Jean en 2015 grimpant allègrement le Molkenrain

Le 3 juillet 2015, nous parlions déjà de canicule. C’est dire si en 2026 ce phénomène n’est pas nouveau pour les cyclistes.

(voir ici les Vosges sous canicule)

Entretemps, nous avons pris de l’âge et, fatalement, nous sommes devenus plus économes de nos efforts.

Ne pas tenter le diable qui pourrait nous terrasser en grimpant les sommets vosgiens.

Ce matin, je me suis contenté d’un « tour de canicule » d’une vingtaine de kilomètres

A VTT autour de chez moi (voir ce lien). La route ne m’inspire plus avec cette chaleur.

Finalement la décroissance de moyens physiques accompagne les nouveaux épisodes de chaleur.

Mais, en même temps, il me semble que la presse fait état de mises en garde plus soutenues à l’égard des sportifs, jeunes ou vieux. Cette forme « de mise au pas » de notre quotidien n’est pas du goût de tout le monde.
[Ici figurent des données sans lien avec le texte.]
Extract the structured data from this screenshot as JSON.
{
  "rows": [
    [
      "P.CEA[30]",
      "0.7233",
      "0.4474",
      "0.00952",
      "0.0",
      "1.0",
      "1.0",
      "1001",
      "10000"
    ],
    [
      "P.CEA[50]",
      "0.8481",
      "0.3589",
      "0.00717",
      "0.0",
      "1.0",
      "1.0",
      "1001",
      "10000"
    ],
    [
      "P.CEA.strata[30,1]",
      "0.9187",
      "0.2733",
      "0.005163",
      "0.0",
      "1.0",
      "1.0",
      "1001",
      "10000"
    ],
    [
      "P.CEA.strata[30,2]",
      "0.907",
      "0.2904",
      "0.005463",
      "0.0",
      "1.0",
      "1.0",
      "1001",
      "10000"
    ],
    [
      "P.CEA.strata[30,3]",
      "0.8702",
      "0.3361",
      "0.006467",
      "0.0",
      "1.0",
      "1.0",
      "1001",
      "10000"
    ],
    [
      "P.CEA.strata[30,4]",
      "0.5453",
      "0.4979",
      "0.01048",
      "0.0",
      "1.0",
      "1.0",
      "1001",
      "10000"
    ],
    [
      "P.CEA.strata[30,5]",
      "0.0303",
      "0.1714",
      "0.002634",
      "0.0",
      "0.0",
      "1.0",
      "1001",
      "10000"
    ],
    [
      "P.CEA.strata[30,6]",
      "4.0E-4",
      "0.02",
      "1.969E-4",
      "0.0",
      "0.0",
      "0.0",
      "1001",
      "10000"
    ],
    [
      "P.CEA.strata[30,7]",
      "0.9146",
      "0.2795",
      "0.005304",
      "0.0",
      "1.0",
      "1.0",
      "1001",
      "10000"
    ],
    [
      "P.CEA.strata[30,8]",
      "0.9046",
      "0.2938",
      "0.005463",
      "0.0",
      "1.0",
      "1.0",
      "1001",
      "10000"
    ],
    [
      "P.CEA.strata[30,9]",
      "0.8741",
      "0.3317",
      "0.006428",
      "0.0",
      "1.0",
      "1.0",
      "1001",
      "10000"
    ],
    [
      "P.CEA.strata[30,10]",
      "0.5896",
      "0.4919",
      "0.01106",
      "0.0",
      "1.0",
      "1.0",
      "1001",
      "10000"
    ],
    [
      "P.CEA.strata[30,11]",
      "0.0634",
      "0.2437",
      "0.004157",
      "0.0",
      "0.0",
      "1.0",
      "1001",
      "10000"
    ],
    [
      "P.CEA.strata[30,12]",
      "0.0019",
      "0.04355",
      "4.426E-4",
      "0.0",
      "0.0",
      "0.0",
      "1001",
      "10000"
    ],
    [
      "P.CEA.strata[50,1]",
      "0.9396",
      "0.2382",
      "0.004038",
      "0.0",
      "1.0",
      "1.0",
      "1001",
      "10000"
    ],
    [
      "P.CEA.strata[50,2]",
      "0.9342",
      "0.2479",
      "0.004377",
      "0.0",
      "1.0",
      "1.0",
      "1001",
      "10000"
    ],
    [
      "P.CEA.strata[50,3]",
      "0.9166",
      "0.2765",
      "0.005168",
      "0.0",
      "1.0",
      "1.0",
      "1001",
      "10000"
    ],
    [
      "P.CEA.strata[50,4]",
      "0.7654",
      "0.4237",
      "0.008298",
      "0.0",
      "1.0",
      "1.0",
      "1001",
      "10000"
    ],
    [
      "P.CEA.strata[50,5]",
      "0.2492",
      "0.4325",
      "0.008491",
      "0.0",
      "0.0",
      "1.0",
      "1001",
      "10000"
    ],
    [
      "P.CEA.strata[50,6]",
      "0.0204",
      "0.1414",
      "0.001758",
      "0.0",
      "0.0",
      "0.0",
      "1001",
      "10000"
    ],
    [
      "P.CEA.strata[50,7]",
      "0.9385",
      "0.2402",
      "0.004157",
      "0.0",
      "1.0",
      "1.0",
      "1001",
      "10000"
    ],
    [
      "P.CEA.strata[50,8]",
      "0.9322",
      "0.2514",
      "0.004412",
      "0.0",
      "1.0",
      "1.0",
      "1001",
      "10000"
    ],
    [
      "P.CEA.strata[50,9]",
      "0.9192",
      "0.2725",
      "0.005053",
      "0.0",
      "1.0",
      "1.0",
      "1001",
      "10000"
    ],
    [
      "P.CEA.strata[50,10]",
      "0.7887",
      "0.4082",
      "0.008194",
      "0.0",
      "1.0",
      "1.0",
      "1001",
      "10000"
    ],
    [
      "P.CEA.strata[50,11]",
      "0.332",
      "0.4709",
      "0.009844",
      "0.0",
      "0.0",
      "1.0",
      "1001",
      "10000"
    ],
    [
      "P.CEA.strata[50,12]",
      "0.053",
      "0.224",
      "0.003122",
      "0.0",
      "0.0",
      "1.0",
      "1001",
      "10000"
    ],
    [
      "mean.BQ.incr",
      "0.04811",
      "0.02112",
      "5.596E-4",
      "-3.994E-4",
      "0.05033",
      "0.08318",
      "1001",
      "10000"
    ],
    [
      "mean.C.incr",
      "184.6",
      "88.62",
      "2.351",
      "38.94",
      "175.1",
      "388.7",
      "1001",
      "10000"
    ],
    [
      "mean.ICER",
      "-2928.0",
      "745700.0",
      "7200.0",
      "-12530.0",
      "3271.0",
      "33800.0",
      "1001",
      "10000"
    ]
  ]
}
Ici un maire interdit les vélos sportifs dans sa commune (les Monts d’Or),

là, on interdit la fête de la musique, chez cet autre, pas d’alcool festif dans la rue. Ne sommes-nous pas en train de redécouvrir une forme de caporalisme citoyen comme pour la COVID où l’on ne pouvait sortir ses vélos?

Il reste que les jeunes générations découvrent que, finalement, la planète est incapable de juguler le réchauffement climatique que d’aucuns continuent de contester avec le concours des gouvernements illibéraux comme celui de Trump.

Alors soit: un nouveau marché juteux va s’ouvrir en Europe, celui de la climatisation à outrance pour nous faire avaler la pilule « du trop chaud ».